Sheikh Maqsood


Sheikh Maqsood, sometimes spelled al-Sheikh Maqsoud, Maqsud or Maksud, is a neighborhood in the city of Aleppo, Syria. It is populated mainly by Kurds and is under the control of the Kurdish-majority People's Protection Units.

In the Syrian Civil War

During the Syrian Civil War, Kurdish YPG militias took control of the neighborhood. Far away from the Kurdish inhabited enclaves, Sheikh Maqsood had been very vulnerable to assaults by the Al-Nusra Front and other Islamist rebel groups which were besieging the district from all directions but the south and west until they were driven back by pro-government forces during June and November 2016.
Islamist rebel groups shelled Sheikh Maqsood many times, causing destruction of property and injury and death of civilians. In May 2016, Amnesty International's regional director suggested that the attacks on Sheikh Maqsood constitute "war crimes". Between February and April 2016 more than 83 civilians were killed by the attacks.
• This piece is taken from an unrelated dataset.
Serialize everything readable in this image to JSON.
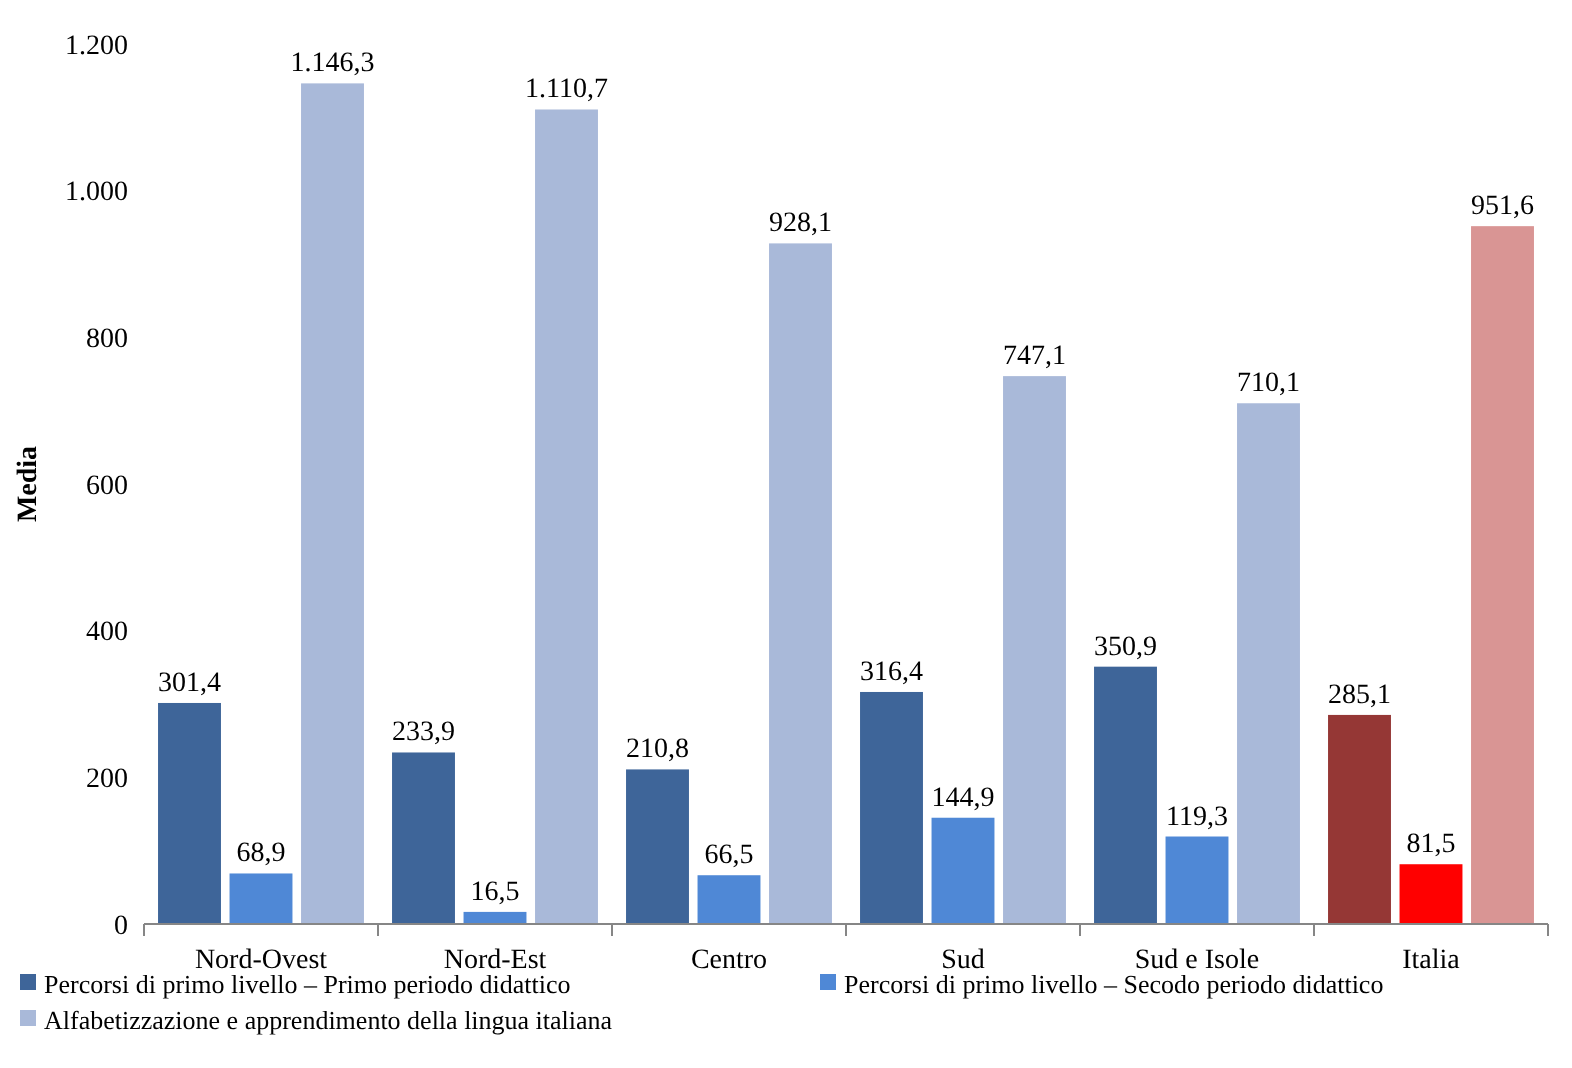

In mid-June 2016 Russia accused the rebel militias of causing the death of over 40 civilians in the month. A Syrian Democratic Forces spokesman accused rebels of causing 1,000 civilian deaths and injuries, through shelling of Sheikh Maqsood.
A United Nations report from February 2017 came to the conclusion that, while during the siege of Eastern Aleppo the attacks against Sheikh Maqsoud decreased, Islamist rebel groups affiliated with Fatah Halab, after vowing to take revenge on the Kurds in Sheikh Maqsoud, intentionally attacked civilian inhabited neighborhoods of the Kurdish enclave – killing and maiming dozens of civilians – and that these acts constituted the war crime of directing attacks against a civilian population.